Cuando escuchamos la palabra herencia viene a nuestra mente dinero, propiedades, posesiones o riquezas. Muchos seres humanos pasan sus vidas trabajando sacrificialmente para dejar algo de fortuna a sus hijos; y el querer dejar algún bien a la familia después de la muerte es un deseo bueno, y también bíblico, sobre todo si tomamos en cuenta que nuestro día a día se desenvuelve en un mundo difícil y consumista. Pero nos hemos puesto a pensar conscientemente, ¿cuál es el mejor patrimonio que una persona puede recibir? o; ¿cuál es el más valioso galardón que podemos ofrecer a los seres que amamos?

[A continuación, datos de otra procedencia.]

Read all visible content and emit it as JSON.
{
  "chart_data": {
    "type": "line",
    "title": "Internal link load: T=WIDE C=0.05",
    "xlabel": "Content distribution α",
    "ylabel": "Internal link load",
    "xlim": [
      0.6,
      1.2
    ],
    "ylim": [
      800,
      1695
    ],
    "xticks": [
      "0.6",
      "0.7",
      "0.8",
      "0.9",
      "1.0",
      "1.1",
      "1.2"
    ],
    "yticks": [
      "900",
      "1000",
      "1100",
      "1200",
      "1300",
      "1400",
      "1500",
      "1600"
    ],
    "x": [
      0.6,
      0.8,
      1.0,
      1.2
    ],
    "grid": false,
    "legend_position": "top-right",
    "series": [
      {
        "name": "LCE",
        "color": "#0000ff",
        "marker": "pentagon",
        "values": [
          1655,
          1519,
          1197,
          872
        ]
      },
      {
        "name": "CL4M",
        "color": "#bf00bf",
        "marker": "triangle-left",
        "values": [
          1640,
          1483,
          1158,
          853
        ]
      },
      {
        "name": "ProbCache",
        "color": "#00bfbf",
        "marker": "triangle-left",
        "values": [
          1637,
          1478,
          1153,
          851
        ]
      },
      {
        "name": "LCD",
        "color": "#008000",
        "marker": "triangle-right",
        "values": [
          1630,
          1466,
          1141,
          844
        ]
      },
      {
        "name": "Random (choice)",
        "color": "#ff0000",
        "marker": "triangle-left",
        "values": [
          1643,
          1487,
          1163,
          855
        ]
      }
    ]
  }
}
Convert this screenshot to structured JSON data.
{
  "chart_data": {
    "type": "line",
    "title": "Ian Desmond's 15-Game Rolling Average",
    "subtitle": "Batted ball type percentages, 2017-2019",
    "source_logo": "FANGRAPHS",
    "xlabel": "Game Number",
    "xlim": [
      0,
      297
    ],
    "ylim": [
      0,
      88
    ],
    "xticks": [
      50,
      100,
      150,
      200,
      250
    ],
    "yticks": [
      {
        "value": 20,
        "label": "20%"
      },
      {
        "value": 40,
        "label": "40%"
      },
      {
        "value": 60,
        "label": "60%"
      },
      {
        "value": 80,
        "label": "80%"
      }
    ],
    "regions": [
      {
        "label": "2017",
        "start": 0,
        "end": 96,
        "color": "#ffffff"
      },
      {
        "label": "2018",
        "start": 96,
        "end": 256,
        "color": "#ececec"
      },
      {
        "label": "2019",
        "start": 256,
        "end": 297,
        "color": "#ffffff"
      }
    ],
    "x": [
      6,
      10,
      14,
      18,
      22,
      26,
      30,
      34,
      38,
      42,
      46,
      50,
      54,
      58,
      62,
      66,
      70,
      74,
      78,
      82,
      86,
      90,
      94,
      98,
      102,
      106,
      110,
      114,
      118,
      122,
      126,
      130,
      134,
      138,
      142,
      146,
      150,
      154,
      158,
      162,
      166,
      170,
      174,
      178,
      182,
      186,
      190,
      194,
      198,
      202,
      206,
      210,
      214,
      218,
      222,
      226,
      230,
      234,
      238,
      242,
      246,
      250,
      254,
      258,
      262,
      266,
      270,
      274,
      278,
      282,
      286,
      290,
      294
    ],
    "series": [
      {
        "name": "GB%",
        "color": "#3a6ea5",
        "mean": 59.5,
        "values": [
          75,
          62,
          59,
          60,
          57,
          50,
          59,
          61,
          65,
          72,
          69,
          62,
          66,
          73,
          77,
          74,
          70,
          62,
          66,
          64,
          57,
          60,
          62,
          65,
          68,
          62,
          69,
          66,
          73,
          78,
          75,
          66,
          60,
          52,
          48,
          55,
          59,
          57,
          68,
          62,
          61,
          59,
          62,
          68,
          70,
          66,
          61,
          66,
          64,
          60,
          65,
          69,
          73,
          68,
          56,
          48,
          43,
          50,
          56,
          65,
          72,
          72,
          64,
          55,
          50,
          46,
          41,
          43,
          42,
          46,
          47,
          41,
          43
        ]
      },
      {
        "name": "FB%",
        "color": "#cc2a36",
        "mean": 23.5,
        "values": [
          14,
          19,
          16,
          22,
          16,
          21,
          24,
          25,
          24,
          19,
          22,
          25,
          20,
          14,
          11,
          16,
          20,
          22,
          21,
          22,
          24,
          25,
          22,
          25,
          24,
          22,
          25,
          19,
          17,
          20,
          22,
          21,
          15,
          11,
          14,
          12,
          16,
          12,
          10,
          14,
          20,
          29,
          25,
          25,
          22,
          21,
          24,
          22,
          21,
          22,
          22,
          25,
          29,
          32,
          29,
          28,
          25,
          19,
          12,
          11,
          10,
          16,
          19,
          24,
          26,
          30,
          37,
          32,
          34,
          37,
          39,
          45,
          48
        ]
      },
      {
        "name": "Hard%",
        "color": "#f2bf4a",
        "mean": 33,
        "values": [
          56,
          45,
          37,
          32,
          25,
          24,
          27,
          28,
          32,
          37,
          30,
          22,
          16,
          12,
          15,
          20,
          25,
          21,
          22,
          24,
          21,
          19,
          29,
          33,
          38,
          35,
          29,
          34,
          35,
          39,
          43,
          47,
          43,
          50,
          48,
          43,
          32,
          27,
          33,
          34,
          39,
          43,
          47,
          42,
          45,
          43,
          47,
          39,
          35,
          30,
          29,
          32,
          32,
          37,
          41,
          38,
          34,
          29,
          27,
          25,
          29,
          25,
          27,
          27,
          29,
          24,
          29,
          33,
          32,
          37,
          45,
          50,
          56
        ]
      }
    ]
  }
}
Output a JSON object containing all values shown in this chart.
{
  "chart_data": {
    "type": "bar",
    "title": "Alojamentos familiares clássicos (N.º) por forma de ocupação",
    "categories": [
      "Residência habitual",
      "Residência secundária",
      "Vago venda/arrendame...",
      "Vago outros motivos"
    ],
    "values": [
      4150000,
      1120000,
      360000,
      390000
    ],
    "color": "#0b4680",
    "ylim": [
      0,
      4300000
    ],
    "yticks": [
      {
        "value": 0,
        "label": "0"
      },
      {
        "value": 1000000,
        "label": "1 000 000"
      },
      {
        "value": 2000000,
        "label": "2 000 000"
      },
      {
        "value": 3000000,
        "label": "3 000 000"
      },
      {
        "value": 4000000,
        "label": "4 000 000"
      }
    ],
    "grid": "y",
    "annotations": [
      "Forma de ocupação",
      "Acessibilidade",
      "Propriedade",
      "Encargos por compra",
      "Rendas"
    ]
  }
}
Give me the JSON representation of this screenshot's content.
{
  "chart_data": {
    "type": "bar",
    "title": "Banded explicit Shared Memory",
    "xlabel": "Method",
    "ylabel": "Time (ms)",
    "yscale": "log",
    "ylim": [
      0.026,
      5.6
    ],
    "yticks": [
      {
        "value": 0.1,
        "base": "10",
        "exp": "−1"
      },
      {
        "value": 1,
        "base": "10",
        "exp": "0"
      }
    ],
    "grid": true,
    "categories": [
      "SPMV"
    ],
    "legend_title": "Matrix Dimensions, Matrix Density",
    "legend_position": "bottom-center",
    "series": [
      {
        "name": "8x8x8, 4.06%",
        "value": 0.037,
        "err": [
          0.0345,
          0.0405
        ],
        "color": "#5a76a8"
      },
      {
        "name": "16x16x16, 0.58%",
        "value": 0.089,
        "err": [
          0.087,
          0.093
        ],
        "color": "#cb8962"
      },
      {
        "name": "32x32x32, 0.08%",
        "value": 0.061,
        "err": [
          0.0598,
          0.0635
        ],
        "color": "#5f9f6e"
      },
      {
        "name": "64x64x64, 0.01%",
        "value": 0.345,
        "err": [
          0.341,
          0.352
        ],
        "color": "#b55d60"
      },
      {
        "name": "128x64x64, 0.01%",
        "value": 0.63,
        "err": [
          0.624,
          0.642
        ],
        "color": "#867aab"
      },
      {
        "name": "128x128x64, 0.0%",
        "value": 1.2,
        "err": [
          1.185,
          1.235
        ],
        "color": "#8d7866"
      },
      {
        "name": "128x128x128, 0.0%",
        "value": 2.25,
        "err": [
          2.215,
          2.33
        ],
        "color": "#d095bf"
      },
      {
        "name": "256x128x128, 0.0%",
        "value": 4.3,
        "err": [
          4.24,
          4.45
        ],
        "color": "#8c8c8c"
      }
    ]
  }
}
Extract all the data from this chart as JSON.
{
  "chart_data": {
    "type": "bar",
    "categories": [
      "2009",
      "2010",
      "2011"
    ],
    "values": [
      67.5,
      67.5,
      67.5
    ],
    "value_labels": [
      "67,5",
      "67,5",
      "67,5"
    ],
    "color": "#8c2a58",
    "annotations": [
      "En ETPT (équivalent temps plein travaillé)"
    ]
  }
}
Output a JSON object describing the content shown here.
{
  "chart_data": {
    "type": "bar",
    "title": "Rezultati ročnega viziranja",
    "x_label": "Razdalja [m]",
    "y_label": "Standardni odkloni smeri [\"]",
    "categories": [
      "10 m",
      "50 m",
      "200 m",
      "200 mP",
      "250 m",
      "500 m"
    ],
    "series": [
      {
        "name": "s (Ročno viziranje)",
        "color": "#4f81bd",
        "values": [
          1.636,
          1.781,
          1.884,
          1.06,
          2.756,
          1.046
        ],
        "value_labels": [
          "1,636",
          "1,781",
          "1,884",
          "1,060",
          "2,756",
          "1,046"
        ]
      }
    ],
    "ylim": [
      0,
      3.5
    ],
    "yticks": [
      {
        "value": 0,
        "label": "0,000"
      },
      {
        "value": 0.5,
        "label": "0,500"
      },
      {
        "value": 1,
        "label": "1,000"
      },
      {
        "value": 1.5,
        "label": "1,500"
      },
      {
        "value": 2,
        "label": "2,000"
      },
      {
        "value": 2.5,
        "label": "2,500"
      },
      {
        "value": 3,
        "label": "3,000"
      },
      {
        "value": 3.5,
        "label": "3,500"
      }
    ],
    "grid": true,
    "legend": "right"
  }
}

“No acumulen para sí tesoros en la tierra, donde la polilla y el óxido destruyen, y donde los ladrones se meten a robar. Más bien, acumulen para sí tesoros en el cielo, donde ni la polilla ni el óxido carcomen, ni los ladrones se meten a robar”. Mateo 6:19-20 NVI
La Palabra de Dios nos enseña que existe una herencia que no se corrompe o desgasta; que la polilla de la avaricia, el pecado o el odio nunca echarán a perder; una herencia pura y perdurable. Los hijos de Dios somos herederos de Dios, y coherederos con Jesús (Ro. 8:17). Por lo tanto, al ser herederos significa que los hijos de Dios no hemos recibido todavía esa herencia prometida: la salvación plena o vida eterna. ¿Cuándo recibiremos esa vida eterna? Pablo dijo que esta vida eterna es la meta de la vida del cristiano: «…tenéis por vuestro fruto la santificación, y como fin, la vida eterna» (Ro.6:22). El Señor Jesús fue bien claro al enseñar que la vida eterna no es algo que ya tengamos ahora los creyentes, sino algo que recibiremos en el futuro, en el siglo venidero (Lc.18:29-30). Por lo tanto, los que creemos en Jesucristo tenemos la vida eterna adjudicada por la fe (1Jn.5:13), esa es la herencia que Dios Padre tiene preparada para sus hijos.
Entonces, nuestra mejor herencia trasciende lo corpóreo, y es eterna. Está en la esfera espiritual para disfrutarla junto a nuestro Señor, Dios y Salvador. Y el poder pasar este privilegio a nuestros seres amados, es parte del mejor legado que podemos ofrecer, es la mejor herencia que podemos pasar, sabiendo que a quienes compartamos del amor de Jesucristo y lo acepten en su vida y corazón también heredarán la vida eterna en el siglo venidero donde ya no habrá muerte, ni llanto, ni lamento ni dolor (Ap. 21:4).